Quinn White sanatın etiği ve estetiği üzerine – Sanat Gazette

Zoe

New member
Bazı insanlar için bir sanat eserinin değerini tek başına etik veya estetik belirleyebilir. Quinn White büyük resmi kaçırdıklarını düşünüyor.

Felsefe yardımcı doçenti Pazartesi günü Safra Center'da “Güzel, Sorunlu Sanat: Özetleyici Olmayan Yargıların Savunması” başlıklı bir tartışma sırasında “Biraz indirgemeci görünüyor” dedi.

“Bir eserin etik değerini hesaba kattığımızda, etik ve etik olmayan estetik özelliklerin tamamının tek bir genel değerlendirmeye sıkıştırılması gerekir” diye ekledi.

White'ın çalışmaları aşk etiği ve kişilerarası ilişkilerin yanı sıra dürüstlük, taraf tutma, rıza ve bağışlama üzerine odaklanır. Konuşması sırasında, bazılarının sanat ve edebiyat tartışmalarını iyi ya da kötü şeklinde ikilikle sınırlama eğiliminden bahsetti. Ancak sanat hakkında kesin sonuçlara varmanın – ne kadar cazip olursa olsun – topluma ve kültüre getirdiği değerin basitleştirilmesi olduğunu savundu.

“Eğer [art] Etik bir kusur varsa, o zaman tüm çalışma lanetlenir” ya da en azından eser daha az değerli kabul edilir, yorum ve eleştiriye daha aşırı yaklaşımlar olduğunu söyledi. Alternatif olarak White, bir dizi duyguya yer bırakan bir değerlendirme olan “toplayıcı olmayan yargılamayı” öneriyor.
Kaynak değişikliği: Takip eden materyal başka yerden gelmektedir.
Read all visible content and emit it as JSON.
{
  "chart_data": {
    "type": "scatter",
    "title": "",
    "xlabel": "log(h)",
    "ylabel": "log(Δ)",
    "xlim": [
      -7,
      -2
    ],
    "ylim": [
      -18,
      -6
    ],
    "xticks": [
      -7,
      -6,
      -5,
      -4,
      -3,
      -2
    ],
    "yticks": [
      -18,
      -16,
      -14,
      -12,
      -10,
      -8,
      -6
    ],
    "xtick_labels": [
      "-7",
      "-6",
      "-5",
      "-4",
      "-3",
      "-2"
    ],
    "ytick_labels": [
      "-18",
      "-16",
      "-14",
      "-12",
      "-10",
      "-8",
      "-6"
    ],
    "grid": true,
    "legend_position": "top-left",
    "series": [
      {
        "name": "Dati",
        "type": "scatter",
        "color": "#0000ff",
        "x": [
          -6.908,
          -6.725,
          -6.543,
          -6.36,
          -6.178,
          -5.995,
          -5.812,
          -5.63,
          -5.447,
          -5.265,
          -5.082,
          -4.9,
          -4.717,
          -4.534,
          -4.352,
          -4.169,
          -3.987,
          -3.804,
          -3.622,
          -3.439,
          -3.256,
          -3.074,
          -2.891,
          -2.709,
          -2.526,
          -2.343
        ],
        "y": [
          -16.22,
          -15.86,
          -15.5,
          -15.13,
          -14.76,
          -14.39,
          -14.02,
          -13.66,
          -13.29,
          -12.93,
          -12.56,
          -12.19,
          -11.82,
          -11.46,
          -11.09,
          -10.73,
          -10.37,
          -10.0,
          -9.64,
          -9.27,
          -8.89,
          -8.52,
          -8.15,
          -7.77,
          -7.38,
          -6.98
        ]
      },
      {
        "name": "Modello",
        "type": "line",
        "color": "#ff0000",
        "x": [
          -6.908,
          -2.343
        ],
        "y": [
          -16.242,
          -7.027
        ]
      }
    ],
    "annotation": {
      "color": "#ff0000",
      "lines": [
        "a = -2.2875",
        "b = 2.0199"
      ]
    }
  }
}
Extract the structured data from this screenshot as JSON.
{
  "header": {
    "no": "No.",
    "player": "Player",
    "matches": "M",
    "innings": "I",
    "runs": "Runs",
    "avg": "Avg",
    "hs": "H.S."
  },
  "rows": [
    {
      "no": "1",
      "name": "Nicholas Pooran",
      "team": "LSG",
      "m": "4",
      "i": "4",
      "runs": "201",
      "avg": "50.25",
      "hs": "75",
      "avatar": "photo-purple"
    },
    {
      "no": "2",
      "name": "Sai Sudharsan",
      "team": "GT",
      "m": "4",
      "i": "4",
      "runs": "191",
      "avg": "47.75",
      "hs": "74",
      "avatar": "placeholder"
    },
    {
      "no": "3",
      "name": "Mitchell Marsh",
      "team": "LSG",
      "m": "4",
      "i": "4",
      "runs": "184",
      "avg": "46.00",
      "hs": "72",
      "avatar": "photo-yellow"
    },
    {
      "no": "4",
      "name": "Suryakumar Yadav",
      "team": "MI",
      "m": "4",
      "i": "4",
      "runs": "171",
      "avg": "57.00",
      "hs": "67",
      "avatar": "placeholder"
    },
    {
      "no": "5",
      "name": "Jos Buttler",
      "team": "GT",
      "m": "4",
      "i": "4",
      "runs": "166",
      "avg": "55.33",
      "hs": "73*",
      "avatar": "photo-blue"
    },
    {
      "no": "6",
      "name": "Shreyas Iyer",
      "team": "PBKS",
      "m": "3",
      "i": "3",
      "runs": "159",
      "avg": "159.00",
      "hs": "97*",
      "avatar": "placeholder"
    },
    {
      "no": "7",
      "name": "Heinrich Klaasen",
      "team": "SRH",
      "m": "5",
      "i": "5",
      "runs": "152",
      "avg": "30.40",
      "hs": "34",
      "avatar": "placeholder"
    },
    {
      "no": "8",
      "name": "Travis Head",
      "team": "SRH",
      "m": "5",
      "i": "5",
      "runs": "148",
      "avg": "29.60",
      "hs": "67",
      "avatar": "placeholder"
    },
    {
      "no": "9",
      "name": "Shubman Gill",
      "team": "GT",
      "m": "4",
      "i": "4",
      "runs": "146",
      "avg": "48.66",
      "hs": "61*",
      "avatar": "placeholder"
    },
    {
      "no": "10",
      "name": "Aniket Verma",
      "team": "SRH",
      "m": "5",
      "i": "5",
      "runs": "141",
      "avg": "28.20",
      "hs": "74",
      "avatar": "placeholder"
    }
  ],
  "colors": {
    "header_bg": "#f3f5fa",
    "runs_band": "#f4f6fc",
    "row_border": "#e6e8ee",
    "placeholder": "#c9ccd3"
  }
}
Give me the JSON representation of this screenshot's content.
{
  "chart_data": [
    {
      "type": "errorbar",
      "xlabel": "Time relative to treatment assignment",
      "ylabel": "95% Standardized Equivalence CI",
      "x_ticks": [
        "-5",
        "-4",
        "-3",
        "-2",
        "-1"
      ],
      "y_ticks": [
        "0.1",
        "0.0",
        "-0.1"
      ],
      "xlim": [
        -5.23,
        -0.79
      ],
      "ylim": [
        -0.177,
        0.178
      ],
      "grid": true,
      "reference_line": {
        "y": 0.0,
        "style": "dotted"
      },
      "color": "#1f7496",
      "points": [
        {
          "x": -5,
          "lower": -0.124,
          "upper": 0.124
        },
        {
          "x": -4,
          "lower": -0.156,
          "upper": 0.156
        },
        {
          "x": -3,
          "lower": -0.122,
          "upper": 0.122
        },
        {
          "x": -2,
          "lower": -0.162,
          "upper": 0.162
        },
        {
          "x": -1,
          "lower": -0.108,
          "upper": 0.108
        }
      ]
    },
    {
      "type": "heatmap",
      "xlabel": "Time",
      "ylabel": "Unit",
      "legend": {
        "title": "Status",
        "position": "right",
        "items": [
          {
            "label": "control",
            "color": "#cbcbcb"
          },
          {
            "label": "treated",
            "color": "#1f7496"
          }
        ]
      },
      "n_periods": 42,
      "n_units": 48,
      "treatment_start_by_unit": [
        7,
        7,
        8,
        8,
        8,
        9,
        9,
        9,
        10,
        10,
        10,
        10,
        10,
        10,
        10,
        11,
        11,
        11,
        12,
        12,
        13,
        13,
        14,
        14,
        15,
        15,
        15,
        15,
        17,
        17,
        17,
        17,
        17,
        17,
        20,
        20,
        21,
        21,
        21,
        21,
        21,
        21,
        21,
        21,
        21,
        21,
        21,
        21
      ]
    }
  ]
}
Sanatı, değişen tutumlar ve kültürel değerlerle zaman içinde gelişebilecek karmaşık sosyal yorumlar olarak görmeye kendimizi zorlamamız gerektiğini ekledi.

Örnek olarak White, izleyicileri Mark Twain'in 1885'te ABD'de basılan ve bir asırdan fazla süredir okullarda okutulan “Huckleberry Finn'in Maceraları” adlı eserini incelemeye davet etti. 1996 yılında Nobel ödüllü romancı Toni Morrison, hayatının farklı noktalarında bu kitabı okuma deneyimi hakkında bir makale yazdı. Twain'in hikaye anlatımının ardındaki yeteneğin yanı sıra romanın okuyucuya sunduğu ırksal yüklü ikilemleri de kabul ederken, bunun “şaşırtıcı, rahatsız edici bir kitap” olduğu sonucuna varıyor. White için bu, özetleyici olmayan bir yargı örneğidir. Morrison, etiği kendi bakış açısından ayırmıyor ama aynı zamanda rahatsız edici olduğu için sanatı daha az dikkat çekici olarak görmeyi de reddediyor.

“Etik özelliklerin, işin tek bir genel değerini kötüleyen veya katkıda bulunan unsurlar olarak önemli olduğunu düşünmeden, önemli olmasına izin verebiliriz” dedi. Bir sanat eseri ırkçılık, kadın düşmanlığı veya baskı gibi etik olmayan yönler içeriyorsa, bunlar sanatın özelliklerinin diğer yönleriyle birlikte bağlam içinde değerlendirilmelidir.

White'ın araştırması birçok açıdan ya/ya da düşünme tuzağından kaçındığımızı ve bunun yerine her ikisini de/ve'yi kucakladığımızı gösteriyor: Yaratıcı ifade, insan deneyiminin bir kısmını yakalama çabasıdır ve insan deneyimi karmaşıktır. Kendisi, bunun önündeki zorluklardan birinin, komplekse ne zaman yer bırakmanın uygun olduğunu ve ne zaman eylemle sonuçlanan bir sonuca varmanın önemli olduğunu belirlemek olduğunu belirtiyor. Onun içgüdüsü, çoğu zaman, özetleyici olmayan yargının ileriye yönelik daha iyi bir yol olduğu yönündedir.

“Bu, düz tabanlı bir indirgemeci olmadan, sanat eserinin etik özelliklerinin hakkını veren bir görüşe sahip olmak için alan yaratıyor” dedi.